African forest elephants may ​face extinction sooner than thought

GR.–It’s difficult to think of a response to this.  Apparently humanities love of ivory is stronger than its love of elephants.

Oliver Milman, Guardian:  New study finds poaching has helped shrink population by 60% since 2002 – and eventually may be responsible for eradicating one of the largest creatures left.

African forest elephants: research indicates their rate of population growth is about three times slower than their savannah cousins.

Photograph: Cristián Samper/WCS

Forest-dwelling elephants are likely to face extinction far more quickly than previously assumed because their sluggish reproduction rate cannot keep pace with rampant poaching and habitat loss, a new study has found.

The first comprehensive research into forest elephant demographics found that even if poaching was curbed, it will take nearly 100 years for the species just to recover the losses suffered in the past decade.

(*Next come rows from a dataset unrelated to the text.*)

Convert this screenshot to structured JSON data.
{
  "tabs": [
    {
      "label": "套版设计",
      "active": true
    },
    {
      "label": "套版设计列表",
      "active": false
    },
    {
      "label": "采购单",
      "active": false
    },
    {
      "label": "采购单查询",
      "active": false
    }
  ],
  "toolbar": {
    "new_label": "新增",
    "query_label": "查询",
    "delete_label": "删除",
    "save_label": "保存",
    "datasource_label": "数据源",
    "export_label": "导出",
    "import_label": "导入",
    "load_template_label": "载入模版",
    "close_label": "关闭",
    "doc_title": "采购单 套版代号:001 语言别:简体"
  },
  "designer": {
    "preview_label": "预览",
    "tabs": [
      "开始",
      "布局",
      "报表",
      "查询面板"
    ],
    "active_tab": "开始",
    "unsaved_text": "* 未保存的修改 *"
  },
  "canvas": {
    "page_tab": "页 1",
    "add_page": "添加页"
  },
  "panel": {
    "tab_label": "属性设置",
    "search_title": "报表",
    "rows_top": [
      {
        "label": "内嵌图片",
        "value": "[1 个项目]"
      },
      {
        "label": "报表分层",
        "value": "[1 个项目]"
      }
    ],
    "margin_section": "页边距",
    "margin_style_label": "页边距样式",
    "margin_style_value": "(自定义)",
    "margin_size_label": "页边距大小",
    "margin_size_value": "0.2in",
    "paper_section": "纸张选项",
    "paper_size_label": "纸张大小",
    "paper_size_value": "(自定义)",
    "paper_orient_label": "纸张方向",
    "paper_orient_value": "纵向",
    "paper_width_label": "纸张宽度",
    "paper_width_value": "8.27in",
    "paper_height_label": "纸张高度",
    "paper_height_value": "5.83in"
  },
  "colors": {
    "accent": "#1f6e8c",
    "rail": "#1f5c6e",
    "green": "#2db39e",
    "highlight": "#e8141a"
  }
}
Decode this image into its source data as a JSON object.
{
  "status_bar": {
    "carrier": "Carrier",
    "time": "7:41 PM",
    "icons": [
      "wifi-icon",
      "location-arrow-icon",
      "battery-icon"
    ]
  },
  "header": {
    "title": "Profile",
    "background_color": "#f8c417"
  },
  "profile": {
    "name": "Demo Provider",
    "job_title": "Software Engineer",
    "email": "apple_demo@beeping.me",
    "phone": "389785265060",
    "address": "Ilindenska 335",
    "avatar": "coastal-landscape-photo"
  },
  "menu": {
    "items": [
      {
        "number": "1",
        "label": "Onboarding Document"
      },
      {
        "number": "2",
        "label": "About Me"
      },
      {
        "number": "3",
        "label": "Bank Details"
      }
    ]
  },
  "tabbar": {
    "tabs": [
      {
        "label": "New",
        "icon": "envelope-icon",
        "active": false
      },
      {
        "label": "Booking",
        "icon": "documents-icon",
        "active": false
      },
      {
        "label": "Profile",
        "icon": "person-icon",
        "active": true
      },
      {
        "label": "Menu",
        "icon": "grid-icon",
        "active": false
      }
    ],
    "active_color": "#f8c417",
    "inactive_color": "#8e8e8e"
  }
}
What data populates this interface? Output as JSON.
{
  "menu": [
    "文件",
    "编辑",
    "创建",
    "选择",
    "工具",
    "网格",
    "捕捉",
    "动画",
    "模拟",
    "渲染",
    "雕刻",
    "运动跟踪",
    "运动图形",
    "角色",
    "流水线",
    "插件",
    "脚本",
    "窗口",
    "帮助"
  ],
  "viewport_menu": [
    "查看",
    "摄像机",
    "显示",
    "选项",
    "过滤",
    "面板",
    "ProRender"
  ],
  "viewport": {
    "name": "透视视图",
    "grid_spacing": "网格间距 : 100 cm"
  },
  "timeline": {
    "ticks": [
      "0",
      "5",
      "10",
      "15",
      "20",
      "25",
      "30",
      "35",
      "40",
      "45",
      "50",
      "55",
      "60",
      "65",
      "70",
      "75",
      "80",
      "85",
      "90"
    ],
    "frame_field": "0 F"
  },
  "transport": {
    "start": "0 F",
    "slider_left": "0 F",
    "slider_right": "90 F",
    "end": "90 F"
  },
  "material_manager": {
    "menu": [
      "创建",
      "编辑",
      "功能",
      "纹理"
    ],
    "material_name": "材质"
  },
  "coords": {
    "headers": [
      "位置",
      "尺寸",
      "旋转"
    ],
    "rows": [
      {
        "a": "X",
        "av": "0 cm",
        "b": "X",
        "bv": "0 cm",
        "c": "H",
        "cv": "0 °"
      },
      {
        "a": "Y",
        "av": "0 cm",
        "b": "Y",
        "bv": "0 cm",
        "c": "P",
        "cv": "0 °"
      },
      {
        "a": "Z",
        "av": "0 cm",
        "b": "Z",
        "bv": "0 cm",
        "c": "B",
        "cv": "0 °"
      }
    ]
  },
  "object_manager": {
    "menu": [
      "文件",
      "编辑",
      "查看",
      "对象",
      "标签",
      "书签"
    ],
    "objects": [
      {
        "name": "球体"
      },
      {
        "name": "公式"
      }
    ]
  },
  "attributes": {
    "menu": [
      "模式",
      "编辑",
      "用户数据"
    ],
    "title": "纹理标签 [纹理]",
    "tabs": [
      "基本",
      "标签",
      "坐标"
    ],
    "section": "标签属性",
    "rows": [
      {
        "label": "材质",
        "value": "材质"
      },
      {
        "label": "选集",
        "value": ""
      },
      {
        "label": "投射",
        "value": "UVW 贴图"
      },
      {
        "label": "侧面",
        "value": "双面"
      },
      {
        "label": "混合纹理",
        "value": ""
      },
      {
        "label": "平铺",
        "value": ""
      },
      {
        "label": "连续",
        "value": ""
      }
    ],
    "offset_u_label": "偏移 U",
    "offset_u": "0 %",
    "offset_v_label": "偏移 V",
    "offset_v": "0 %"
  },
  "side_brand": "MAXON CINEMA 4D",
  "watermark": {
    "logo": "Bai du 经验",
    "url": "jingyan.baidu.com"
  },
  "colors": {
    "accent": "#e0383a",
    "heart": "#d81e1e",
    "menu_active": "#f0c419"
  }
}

The forest elephant population has crashed by more than 60% since 2002, with the species now inhabiting less than a quarter of its potential range of the Congo basin in Africa.  Source: African forest elephants may face extinction sooner than thought: study

Legal ivory sale drove dramatic increase in elephant poaching, study shows | Environment | The Guardian

Damian Carrington, Monday 13 June 2016:  Research shows the legal sale in 2008 catastrophically backfired – but two African nations want to repeat the stockpile sell-off.

A huge legal sale of ivory intended to cut elephant poaching instead catastrophically backfired by dramatically increasing elephant deaths, according to new research.

The revelation comes just months before a decision on whether to permit another legal sale and against a backdrop of more African elephants being killed for ivory than are being born. In 2015 alone, 20,000 elephants were illegally killed.

The international trade in ivory was banned in 1989 but, in 2008, China and Japan were allowed to pay $15m for 107 tonnes of ivory stockpiled from elephants that died naturally in four African nations. The intention was to flood the market, crash prices and make poaching less profitable.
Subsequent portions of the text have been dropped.